Bradley: I was elated and surprised and proud. Bryan was actually going off to college at Cal State Fullerton to play baseball. He did that, and then Michel Richard gave him a job in Santa Barbara and put him to work as a sous chef. Bryan learned the hard way in the kitchen. He went off to the Culinary Institute of America after working in the restaurant. Chad graduated from there as well, so the three of us all went to CIA.
Bryan, did you always want to be in the business? Or did you come to it after other career choices?

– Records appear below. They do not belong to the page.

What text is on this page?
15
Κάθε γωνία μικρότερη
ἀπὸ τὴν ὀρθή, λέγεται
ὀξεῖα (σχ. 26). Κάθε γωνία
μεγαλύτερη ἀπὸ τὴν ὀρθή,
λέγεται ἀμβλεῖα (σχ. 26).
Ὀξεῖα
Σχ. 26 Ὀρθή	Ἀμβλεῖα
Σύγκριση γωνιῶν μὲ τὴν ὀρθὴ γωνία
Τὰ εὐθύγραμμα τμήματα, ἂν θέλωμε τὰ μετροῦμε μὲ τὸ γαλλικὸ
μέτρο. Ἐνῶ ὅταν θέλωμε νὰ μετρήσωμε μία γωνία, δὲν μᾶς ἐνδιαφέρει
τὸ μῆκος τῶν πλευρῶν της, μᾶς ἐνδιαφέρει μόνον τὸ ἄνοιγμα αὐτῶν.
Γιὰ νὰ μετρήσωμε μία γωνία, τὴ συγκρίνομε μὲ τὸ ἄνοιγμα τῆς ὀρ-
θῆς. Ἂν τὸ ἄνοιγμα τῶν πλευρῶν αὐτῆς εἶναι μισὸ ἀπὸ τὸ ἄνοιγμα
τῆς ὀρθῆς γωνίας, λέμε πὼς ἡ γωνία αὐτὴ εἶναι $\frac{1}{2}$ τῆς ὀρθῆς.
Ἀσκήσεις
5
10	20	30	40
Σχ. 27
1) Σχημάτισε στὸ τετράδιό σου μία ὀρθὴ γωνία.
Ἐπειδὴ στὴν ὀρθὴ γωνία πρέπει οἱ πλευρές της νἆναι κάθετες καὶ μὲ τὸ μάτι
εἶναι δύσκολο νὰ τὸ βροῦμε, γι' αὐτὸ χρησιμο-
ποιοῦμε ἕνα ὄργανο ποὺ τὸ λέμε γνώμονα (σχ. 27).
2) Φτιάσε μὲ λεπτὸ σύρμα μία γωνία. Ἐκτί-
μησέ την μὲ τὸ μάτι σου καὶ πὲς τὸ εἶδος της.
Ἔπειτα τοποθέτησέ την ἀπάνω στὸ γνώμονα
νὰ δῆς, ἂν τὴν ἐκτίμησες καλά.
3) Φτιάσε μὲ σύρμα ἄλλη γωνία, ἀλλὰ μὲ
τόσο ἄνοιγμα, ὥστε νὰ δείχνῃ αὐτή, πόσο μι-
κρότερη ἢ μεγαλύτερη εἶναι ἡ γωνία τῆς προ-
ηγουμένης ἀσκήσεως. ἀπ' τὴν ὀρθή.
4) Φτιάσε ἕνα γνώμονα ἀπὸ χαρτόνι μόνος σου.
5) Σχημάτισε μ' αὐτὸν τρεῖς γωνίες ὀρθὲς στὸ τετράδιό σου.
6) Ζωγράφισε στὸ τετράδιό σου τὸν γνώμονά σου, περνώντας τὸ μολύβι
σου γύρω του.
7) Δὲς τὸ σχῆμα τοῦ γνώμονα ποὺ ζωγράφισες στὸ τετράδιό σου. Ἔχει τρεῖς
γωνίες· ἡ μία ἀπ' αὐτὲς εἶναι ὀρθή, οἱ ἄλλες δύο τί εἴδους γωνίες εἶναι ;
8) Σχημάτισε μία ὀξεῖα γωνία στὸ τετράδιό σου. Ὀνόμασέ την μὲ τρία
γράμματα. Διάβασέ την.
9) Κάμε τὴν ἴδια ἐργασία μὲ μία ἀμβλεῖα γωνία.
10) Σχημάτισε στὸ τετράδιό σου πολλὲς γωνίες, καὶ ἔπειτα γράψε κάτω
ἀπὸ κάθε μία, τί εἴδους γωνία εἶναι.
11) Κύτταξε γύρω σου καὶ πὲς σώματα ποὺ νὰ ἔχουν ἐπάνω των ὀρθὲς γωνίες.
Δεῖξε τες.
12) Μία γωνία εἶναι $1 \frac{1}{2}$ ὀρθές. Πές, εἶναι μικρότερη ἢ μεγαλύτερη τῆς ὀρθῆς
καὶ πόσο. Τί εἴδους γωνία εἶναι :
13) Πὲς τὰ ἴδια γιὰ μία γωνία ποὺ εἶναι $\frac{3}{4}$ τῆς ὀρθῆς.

Bryan: I worked in the kitchen to make enough money to buy baseball cards. I called my dad and told him I wanted to get in the wine business, and he called Michel Richard and all the sudden I was the sous chef. I didn’t want to say no and just got thrown into it and never looked back.
Did you know you would work together from the get go?
Bradley: No, I had no idea. It wasn’t a goal but a welcome opportunity.
What was the vision for your joint venture, Bradley Ogden Hospitality?
Bradley: It was meant to be more of a father/son business. We worked together for five years in Las Vegas [at Bradley Ogden at Caesars Palace Las Vegas, which won the James Beard Best Restaurant Award in 2014] and the vision was to do what we always do— sustainable, farm to table, attention to details.
What are the concepts you currently run?
The company has Bradley’s Fine Diner, and we are working on more fast-casual concepts, and we are working on developing a product line, social media, kids and education, and working with James Beard Foundation, and Chef Action Network for sustainable farming and food waste.
Is it challenging to work together?
Bradley: At times, but it drives us both — father and son — to be better every day.
What do you love about working together?
Bradley: We have the same goals, the same work ethic, and the same mindset. We are more creative together, because he has different knowledge to draw from. The combination of two generations makes us better.
Are there lessons you have learned from him?
Bradley: Yes: to be more patient.
What have you hoped to teach him?
Bradley: The mindset to build character and skills with your staff. Be in the moment. Enjoy while you go and enjoy a life — have a good work/life balance.
Bryan, what are the lessons you have learned from your dad and what do you think he has learned from you?
Bryan: I learned about the soul of ingredients. Also, farm to table is so loosely used now, but it’s really about the product — knowing the people who produce it and building relationships with your famers, fishers, and purveyors. I’ve learned to always be pushing to reinvent yourself. I’m always trying to reach to be the best.
Bryan, what concepts are you working on now?
Bryan: I am starting a new venture in Vegas and it’s opening June 16th. It’s called The Mixx Grill & Lounge.
Do you prefer fast casual or fine dining and why?
Bryan: I prefer quality and execution with a friendly hospitable environment.
What is your five-year plan?
Bryan: To spend more time with my wife and son.
Do you have any advice for someone starting out in the business?
Bryan: Keep an open mind; question anything; don’t pass up on any experiences that come your way; always say yes.
Do you have any Father’s Day rituals?
Bryan: Being in restaurants and making sure everyone else has a great Father’s Day. And I like to get some time with my son. My son is two in July. This year, I’ll get to see my dad as well and he can spend time with my son, too.
What’s your favorite thing to cook with your dad or to cook for him?
Bryan: The most joy we have is letting the market dictate what we cook. So whatever the famers’ market has, we go with that. Food that’s available in the market thrives.